Executive Dysfunction - Etiology

Etiology

The etiology of executive dysfunction is heterogeneous, as many neurocognitive processes are involved in the executive system and each may be compromised by a range of genetic and environmental factors. Learning and development of long-term memory play a role in the severity of executive dysfunction through dynamic interaction with neurological characteristics. Studies in cognitive neuroscience suggest that executive functions are widely distributed throughout the brain, though a few areas have been isolated as primary contributors. As well, executive dysfunction is studied extensively in clinical neuropsychology, allowing correlations to be drawn between such dysexecutive symptoms and their neurological correlates.

Executive processes are closely integrated with memory retrieval capabilities for overall cognitive control; in particular, goal/task-information is stored in both short-term and long-term memory, and effective performance requires effective storage and retrieval of this information.

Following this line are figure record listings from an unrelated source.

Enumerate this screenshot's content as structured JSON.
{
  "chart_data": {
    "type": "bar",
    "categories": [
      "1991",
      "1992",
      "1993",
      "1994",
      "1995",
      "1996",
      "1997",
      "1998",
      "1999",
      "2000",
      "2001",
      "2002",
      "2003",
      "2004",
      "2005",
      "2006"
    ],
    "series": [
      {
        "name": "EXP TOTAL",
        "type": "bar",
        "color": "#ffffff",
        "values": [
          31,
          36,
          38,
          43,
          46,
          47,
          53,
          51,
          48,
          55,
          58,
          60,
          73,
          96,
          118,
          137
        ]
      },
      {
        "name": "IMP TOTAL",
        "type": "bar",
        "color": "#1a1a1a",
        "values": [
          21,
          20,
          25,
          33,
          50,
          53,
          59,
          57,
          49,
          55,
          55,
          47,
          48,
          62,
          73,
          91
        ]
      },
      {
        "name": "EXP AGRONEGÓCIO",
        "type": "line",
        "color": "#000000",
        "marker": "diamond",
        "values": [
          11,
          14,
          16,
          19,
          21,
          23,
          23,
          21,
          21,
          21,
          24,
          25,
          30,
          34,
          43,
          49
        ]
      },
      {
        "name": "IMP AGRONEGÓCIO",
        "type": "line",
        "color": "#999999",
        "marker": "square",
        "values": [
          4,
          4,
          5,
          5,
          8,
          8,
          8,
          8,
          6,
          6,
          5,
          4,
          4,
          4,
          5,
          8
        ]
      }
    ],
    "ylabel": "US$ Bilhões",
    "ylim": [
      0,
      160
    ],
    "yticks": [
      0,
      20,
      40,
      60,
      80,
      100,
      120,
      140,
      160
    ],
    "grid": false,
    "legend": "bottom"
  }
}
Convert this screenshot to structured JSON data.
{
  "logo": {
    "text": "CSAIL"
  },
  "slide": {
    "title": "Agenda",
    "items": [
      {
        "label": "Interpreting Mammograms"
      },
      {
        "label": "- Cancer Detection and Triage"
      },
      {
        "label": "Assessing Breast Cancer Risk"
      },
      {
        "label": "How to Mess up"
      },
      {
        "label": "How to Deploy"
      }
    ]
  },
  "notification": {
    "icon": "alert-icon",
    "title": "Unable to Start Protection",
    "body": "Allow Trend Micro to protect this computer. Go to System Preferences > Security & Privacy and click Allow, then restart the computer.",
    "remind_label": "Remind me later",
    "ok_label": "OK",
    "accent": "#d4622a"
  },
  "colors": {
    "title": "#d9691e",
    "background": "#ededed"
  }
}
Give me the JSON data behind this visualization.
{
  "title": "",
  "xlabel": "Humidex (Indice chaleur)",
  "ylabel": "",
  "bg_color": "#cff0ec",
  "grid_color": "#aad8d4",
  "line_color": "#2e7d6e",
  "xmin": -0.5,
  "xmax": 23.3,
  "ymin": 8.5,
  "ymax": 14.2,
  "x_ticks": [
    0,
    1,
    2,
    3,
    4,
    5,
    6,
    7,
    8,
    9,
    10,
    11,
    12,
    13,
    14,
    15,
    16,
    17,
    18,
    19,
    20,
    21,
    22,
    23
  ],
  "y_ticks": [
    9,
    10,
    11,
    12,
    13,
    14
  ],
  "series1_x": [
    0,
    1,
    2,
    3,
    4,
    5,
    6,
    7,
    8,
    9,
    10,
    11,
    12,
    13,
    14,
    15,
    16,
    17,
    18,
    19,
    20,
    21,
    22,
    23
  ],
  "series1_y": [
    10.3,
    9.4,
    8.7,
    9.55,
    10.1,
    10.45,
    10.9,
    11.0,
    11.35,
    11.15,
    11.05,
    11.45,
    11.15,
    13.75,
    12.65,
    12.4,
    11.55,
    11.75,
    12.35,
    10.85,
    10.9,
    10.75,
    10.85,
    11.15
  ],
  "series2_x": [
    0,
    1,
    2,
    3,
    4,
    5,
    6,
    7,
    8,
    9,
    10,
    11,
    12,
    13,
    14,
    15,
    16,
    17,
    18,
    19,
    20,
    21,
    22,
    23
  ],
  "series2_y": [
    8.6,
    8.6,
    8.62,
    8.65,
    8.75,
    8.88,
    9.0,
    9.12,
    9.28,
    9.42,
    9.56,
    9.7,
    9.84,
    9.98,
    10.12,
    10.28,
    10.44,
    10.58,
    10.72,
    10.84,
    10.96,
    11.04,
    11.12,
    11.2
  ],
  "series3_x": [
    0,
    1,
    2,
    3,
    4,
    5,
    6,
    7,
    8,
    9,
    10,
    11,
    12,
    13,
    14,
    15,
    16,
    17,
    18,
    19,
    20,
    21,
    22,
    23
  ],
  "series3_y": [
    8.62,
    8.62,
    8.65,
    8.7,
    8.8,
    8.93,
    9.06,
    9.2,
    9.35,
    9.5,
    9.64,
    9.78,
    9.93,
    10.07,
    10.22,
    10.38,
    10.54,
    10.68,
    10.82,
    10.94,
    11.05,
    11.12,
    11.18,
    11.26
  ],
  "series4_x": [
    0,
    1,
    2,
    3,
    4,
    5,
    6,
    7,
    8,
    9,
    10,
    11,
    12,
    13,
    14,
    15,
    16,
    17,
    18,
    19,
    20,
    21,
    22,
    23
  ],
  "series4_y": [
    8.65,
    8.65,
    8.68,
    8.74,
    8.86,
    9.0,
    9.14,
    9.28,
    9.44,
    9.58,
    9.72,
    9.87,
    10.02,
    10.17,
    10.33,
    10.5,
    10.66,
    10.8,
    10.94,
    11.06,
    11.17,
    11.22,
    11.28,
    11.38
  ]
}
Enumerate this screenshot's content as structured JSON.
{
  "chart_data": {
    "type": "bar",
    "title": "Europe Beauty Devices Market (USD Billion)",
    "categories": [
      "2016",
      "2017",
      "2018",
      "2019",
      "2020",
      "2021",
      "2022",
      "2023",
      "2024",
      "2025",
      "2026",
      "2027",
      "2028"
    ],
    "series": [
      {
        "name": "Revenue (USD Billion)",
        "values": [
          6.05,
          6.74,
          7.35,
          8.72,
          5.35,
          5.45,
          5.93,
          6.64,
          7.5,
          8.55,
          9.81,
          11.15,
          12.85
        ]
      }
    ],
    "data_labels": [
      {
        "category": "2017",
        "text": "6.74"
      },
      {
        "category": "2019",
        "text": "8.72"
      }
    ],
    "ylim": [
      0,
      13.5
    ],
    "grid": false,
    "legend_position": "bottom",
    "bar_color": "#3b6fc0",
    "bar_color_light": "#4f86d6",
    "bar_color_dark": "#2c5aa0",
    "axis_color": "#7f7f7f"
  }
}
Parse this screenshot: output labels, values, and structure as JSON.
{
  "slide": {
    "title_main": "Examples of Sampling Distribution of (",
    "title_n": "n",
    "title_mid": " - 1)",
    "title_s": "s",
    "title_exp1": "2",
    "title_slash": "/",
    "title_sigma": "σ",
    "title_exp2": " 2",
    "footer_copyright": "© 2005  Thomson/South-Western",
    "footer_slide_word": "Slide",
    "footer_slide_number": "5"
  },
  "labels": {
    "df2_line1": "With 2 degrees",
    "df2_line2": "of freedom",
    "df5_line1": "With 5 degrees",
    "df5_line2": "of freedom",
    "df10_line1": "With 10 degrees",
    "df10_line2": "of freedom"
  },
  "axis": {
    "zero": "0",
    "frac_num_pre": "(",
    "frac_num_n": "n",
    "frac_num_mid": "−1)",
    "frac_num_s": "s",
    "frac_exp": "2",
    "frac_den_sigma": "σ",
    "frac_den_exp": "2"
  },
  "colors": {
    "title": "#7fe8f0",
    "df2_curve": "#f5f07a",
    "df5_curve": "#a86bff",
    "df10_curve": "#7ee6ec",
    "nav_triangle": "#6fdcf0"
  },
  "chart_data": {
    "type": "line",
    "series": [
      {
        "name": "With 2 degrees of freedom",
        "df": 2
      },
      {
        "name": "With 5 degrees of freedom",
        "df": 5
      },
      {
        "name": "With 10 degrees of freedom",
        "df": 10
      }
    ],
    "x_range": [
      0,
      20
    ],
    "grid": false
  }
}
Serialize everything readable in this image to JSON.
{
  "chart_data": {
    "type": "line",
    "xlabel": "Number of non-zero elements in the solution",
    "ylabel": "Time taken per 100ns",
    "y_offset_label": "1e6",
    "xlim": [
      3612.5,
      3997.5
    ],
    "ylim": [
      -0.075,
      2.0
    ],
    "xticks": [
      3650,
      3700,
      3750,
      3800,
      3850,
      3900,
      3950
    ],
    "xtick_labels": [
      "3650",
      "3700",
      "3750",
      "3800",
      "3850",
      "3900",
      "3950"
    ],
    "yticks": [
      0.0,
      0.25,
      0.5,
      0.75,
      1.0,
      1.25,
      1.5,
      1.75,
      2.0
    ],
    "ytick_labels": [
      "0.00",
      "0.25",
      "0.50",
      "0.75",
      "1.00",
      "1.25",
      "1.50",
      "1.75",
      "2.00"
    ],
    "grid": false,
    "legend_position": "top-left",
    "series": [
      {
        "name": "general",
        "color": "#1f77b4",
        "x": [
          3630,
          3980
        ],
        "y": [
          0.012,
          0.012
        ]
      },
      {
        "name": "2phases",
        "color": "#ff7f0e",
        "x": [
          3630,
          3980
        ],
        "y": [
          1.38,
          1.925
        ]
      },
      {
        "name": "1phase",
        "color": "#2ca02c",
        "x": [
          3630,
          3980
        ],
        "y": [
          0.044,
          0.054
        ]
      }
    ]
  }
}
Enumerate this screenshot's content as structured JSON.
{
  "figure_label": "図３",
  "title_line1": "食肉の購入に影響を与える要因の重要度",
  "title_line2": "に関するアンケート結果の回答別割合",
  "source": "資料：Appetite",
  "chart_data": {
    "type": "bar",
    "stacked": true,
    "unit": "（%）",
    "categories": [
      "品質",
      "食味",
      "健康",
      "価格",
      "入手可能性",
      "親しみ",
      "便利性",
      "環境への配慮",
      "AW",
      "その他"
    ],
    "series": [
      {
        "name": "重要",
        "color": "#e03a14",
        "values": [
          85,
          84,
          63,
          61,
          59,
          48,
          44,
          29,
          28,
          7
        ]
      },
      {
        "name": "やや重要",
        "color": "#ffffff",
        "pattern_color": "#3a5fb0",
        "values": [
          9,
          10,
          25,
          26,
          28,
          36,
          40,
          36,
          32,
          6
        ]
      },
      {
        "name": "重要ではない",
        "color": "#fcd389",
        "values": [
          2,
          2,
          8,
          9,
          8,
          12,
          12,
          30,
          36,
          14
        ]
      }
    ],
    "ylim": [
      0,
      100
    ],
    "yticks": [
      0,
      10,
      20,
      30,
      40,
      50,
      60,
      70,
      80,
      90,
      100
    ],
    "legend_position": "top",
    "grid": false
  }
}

Executive dysfunction characterizes many of the symptoms observed in numerous clinical populations. In the case of acquired brain injury and neurodegenerative diseases there is a clear neurological etiology producing dysexecutive symptoms. Conversely, syndromes and disorders are defined and diagnosed based on their symptomatology rather than etiology. Thus, while Parkinson’s disease, a neurodegenerative condition, causes executive dysfunction, a disorder such as attention-deficit/hyperactivity disorder is a classification given to a set of subjectively-determined symptoms implicating executive dysfunction – current models indicate that such clinical symptoms are caused by executive dysfunction.